The Stirring Step That Most Recipes Underemphasize
Uneven stirring is the single most common cause of inconsistent potency. Stir continuously for at least 60 seconds after adding your infusion. For oil-based infusions, an immersion blender for 20 seconds achieves the distribution that manual stirring rarely accomplishes.
If you want to see how professionally produced gummies handle dose consistency before you build your own process, the Watermelon 500mg CBD and 100mg THC Vegan Gummies are a well-formulated benchmark.
Molds, Set Time, and Getting Each Piece the Same Size
Silicone molds in a uniform shape are non-negotiable. If gummies vary in size, they vary in dose. Fill each cavity to the same level using a dropper or squeeze bottle rather than pouring from the pan.
Storage Conditions That Protect Both Potency and Safety
Store finished gummies in an airtight, opaque container in the refrigerator. Terpene degradation and THC potency loss both accelerate with light and heat exposure.
If you plan to keep a batch longer than three weeks, freeze individual pieces and thaw only what you need per session.

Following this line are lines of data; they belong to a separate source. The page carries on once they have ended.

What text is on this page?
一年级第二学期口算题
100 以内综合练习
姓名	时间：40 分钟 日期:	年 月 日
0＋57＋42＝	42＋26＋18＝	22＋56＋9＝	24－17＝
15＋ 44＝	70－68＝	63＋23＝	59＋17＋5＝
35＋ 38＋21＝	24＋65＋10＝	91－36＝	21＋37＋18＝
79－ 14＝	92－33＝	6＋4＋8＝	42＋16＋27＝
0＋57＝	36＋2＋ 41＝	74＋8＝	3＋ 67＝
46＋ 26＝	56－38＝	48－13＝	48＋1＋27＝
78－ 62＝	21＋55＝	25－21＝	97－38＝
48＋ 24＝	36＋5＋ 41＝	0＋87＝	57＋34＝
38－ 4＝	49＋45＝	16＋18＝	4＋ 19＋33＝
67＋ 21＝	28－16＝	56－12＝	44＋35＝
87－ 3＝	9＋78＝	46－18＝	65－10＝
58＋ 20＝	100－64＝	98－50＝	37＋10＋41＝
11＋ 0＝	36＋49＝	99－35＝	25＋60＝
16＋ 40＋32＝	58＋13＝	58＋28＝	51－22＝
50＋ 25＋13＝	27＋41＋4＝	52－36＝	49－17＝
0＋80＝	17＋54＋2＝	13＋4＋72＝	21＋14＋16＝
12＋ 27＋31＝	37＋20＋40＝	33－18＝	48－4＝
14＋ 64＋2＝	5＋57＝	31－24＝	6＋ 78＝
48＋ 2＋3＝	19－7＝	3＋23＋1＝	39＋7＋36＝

Label every container with the date, dose per piece, and infusion source.
If you used a dispensary product like the Elderberry Indica Gummies 100MG THC and 60MG CBN as a reference, note the comparison so you can refine your formula.
Keep all homemade edibles in child-resistant, clearly labeled storage at all times.
Conclusion
Once you understand the variables that actually matter, how to make THC gummies becomes a simple and genuinely rewarding process.
Accurate infusion, careful dose math, proper stirring, and smart storage turn a basic recipe into a consistent, personalized product. At Hamilton’s Bud and Bloom, we stock the tinctures, concentrates, and distillate options that give your homemade batches a reliable, lab-tested foundation.
Stop by our Broken Arrow dispensary or browse our live menu and let a budtender help you choose the right infusion source for the gummies you want to make.
FAQs
Can I adjust the flavor of homemade THC gummies without affecting potency?
Yes. Oil-soluble flavorings blend most cleanly with fat-based infusions, while water-soluble flavorings pair better with tincture. The type of flavoring does not affect THC content.
Why did my homemade gummies come out grainy or crystallized?
Crystallization happens when the sugar concentration is too high, or no corn syrup was used. Adding glucose or corn syrup to your recipe prevents this consistently.
How do I know if my homemade gummies are safe to eat after two weeks?
Check for any visible mold, off smells, or unusual texture if you’re experimenting with recipes like how to make THC gummies at home. Refrigerated gummies stored in airtight containers are generally safe for three to four weeks.
Does the strain used for infusion affect how the gummies feel?
Yes. Indica-dominant infusions tend to produce more sedating, body-focused effects in edible form. Sativa-dominant infusions lean toward mental lift and energy, though the liver metabolism process blunts some of that distinction.
Can I use a cannabis beverage mix-in instead of a tincture for gummy infusion?
Nano-emulsified beverage mix-ins are water-soluble and do not bind to gelatin the same way tinctures do. They work in pectin-based formulas but may cause separation in gelatin gummies.